Running parallel to this betrayal was the stance on privatisation. Even after the smashing up of British Rail in the name of profit led to the avoidable carnage of Hatfield and Potters Bar, Labour, with the power to act, refused point blank to renationalise the railways. Far from it, it was under John Prescott himself that the PPP privatisation model was rolled out on London Underground until Metronet went bust midstream plunging the system into chaos and forcing a reluctant retreat. How could a rail union sign a blank cheque for Labour against that backdrop?
Even now, after losing an election and seeing polls showing that 70 per cent of the people support renationalisation, Labour offers little or nothing. They talk about the possibility of retaining the successful, publicly owned East Coast/DOR under state control but only as a ‘public sector comparator’. On the simple and straightforward question of full public ownership they remain in total and abject terror of the train companies and the Tories.
If you can’t even walk the talk in opposition we know exactly what that means from a potential Labour Government in power – absolutely nothing. Ed Miliband blew it the moment he fell into the old Blairite trap and pledged that a Labour Government would stick to this administration’s spending levels. Boxing yourself in to a spending straightjacket laid out for you by the most right-wing government in a generation highlights both a poverty of ambition and a total lack of concern for the lives of those you are depending on to bringing you to power.
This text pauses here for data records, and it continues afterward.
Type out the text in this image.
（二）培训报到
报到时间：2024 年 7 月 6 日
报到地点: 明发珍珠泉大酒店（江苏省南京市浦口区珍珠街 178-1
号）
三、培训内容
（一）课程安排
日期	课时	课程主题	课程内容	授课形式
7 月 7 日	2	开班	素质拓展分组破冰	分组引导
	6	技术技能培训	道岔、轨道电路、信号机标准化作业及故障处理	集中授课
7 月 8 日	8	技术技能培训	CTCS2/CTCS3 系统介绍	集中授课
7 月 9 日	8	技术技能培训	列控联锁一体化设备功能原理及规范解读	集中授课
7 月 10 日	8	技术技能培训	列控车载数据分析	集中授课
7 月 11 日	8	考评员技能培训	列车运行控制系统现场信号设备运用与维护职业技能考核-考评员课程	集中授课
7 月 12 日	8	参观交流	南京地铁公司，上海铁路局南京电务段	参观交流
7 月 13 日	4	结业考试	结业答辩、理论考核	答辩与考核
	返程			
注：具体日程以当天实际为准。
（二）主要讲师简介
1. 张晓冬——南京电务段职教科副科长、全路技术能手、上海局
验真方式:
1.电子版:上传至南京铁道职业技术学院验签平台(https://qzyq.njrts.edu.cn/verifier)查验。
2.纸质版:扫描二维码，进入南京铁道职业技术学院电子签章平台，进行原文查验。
There has to be an alternative. RMT has supported, and will continue to support, TUSC candidates and our union is pledged to encourage rank-and-file, working class candidates wherever the opportunity arises. Next year, RMT will play a leading role in fielding a full slate of “NO2EU – YES TO WORKERS’ RIGHTS” candidates in every seat with the exception of Northern Ireland. That is a major political operation that will challenge both the neoliberal, pro-boss agenda of the EU and the cynical opportunism of UKIP head on.
At this year’s Durham Miners Gala, we issued a call for a new party of labour. RMT has every intention of keeping the debate and discussion going across the broad sweep of the labour, trade union, environmental and social justice movements about what that new political operation should stand for and what it should look like. I hope that you will engage with us in those discussions.